Ocean acidification has potentially large impacts on calcifying organisms and ecosystems. Argo floats equipped with biogeochemical (BGC) sensors have been continuously measuring Southern Ocean pH since 2014. These BGC-Argo floats were deployed as part of the Southern Ocean Carbon and Climate Observations and Modeling project. Here we present a SOCCOM-era Objectively Mapped pH (SOM-pH) 2014–2019 climatology and explain the method for constructing this product. We show example SOM-pH fields demonstrating the spatial and temporal structure of Southern Ocean pH. Comparison with previous ship-based measurements reveals decreases in pH of up to 0.02 per decade, with a structure decaying with depth. An assessment of the trend structure reveals a pattern indicative of the meridional overturning circulation. Upwelling waters that have not been in recent contact with the atmosphere show negligible or small trends, while surface and downwelling waters that have had more exposure to the atmosphere show the strongest trends. Thus comparison of this new BGC-Argo mapped pH estimate to historic observations allows quantifying the structure of Southern Ocean acidification.

Key Points

  • We present a novel 12-month Southern Ocean pH mapped product, made possible by the Biogeochemical-Argo array initiated in 2014

  • Comparing to ship-based measurements above 1,500 m reveals a decrease in pH of up to 0.02 per decade

  • pH changes are widespread with varying magnitudes reflecting the pattern of the meridional overturning circulation

Plain Language Summary

Robotic instruments that measure ocean acidity levels (pH) have been deployed in the Southern Ocean since 2014. Here we compile these observations into a map that is an estimate of the current Southern Ocean pH. This paper discusses how the map is made and gives a brief description of its features. We then compare it to pH measurements made from ships prior to 2014. Analyzing the structure of these differences in space and time reveals how the Southern Ocean is becoming more acidic. We find that there is significant structure to the changes. In general the changes are largest at the surface and become smaller at greater depth. However, there are horizontal differences. Ocean locations where winds pull up deep waters have smaller trends than regions where the winds are pushing waters down. Thus the ocean changes show a signature associated with the large-scale circulation.
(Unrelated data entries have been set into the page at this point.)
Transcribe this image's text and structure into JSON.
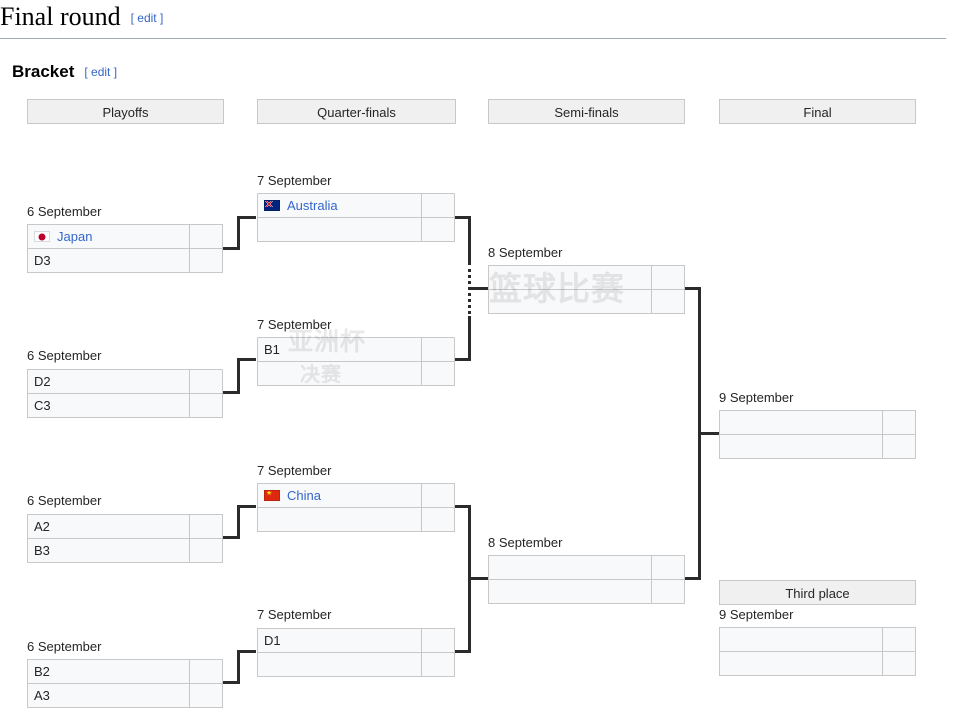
{
  "header": {
    "title": "Final round",
    "edit_label": "[ edit ]",
    "section_title": "Bracket",
    "section_edit_label": "[ edit ]"
  },
  "rounds": [
    {
      "label": "Playoffs"
    },
    {
      "label": "Quarter-finals"
    },
    {
      "label": "Semi-finals"
    },
    {
      "label": "Final"
    }
  ],
  "third_place": {
    "label": "Third place"
  },
  "dates": {
    "sep6": "6 September",
    "sep7": "7 September",
    "sep8": "8 September",
    "sep9": "9 September"
  },
  "matches": {
    "playoff1": {
      "date": "6 September",
      "teams": [
        {
          "name": "Japan",
          "flag": "japan-flag-icon",
          "score": "",
          "link": true
        },
        {
          "name": "D3",
          "flag": "",
          "score": "",
          "link": false
        }
      ]
    },
    "playoff2": {
      "date": "6 September",
      "teams": [
        {
          "name": "D2",
          "flag": "",
          "score": "",
          "link": false
        },
        {
          "name": "C3",
          "flag": "",
          "score": "",
          "link": false
        }
      ]
    },
    "playoff3": {
      "date": "6 September",
      "teams": [
        {
          "name": "A2",
          "flag": "",
          "score": "",
          "link": false
        },
        {
          "name": "B3",
          "flag": "",
          "score": "",
          "link": false
        }
      ]
    },
    "playoff4": {
      "date": "6 September",
      "teams": [
        {
          "name": "B2",
          "flag": "",
          "score": "",
          "link": false
        },
        {
          "name": "A3",
          "flag": "",
          "score": "",
          "link": false
        }
      ]
    },
    "quarter1": {
      "date": "7 September",
      "teams": [
        {
          "name": "Australia",
          "flag": "australia-flag-icon",
          "score": "",
          "link": true
        },
        {
          "name": "",
          "flag": "",
          "score": "",
          "link": false
        }
      ]
    },
    "quarter2": {
      "date": "7 September",
      "teams": [
        {
          "name": "B1",
          "flag": "",
          "score": "",
          "link": false
        },
        {
          "name": "",
          "flag": "",
          "score": "",
          "link": false
        }
      ]
    },
    "quarter3": {
      "date": "7 September",
      "teams": [
        {
          "name": "China",
          "flag": "china-flag-icon",
          "score": "",
          "link": true
        },
        {
          "name": "",
          "flag": "",
          "score": "",
          "link": false
        }
      ]
    },
    "quarter4": {
      "date": "7 September",
      "teams": [
        {
          "name": "D1",
          "flag": "",
          "score": "",
          "link": false
        },
        {
          "name": "",
          "flag": "",
          "score": "",
          "link": false
        }
      ]
    },
    "semi1": {
      "date": "8 September",
      "teams": [
        {
          "name": "",
          "flag": "",
          "score": "",
          "link": false
        },
        {
          "name": "",
          "flag": "",
          "score": "",
          "link": false
        }
      ]
    },
    "semi2": {
      "date": "8 September",
      "teams": [
        {
          "name": "",
          "flag": "",
          "score": "",
          "link": false
        },
        {
          "name": "",
          "flag": "",
          "score": "",
          "link": false
        }
      ]
    },
    "final": {
      "date": "9 September",
      "teams": [
        {
          "name": "",
          "flag": "",
          "score": "",
          "link": false
        },
        {
          "name": "",
          "flag": "",
          "score": "",
          "link": false
        }
      ]
    },
    "third": {
      "date": "9 September",
      "teams": [
        {
          "name": "",
          "flag": "",
          "score": "",
          "link": false
        },
        {
          "name": "",
          "flag": "",
          "score": "",
          "link": false
        }
      ]
    }
  },
  "watermark": {
    "line1": "亚洲杯",
    "line2": "决赛",
    "line3": "篮球比赛"
  },
  "colors": {
    "link": "#3366cc",
    "box_border": "#c8c8c8",
    "box_fill": "#f8f9fa",
    "header_fill": "#f0f0f0",
    "line": "#2b2b2b"
  }
}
Data Availability Statement

SOM-pH is available at http://sose.ucsd.edu/CLIM/PH-QCv3-v10r1.nc and as Data Set S1 provided with this manuscript. Argo data (Argo, 2020) were collected and made freely available by the International Argo Program and the national programs that contribute to it (http://www.argo.ucsd.edu, http://argo.jcommops.org). The Argo Program is part of the Global Ocean Observing System (http://doi.org/10.17882/42182).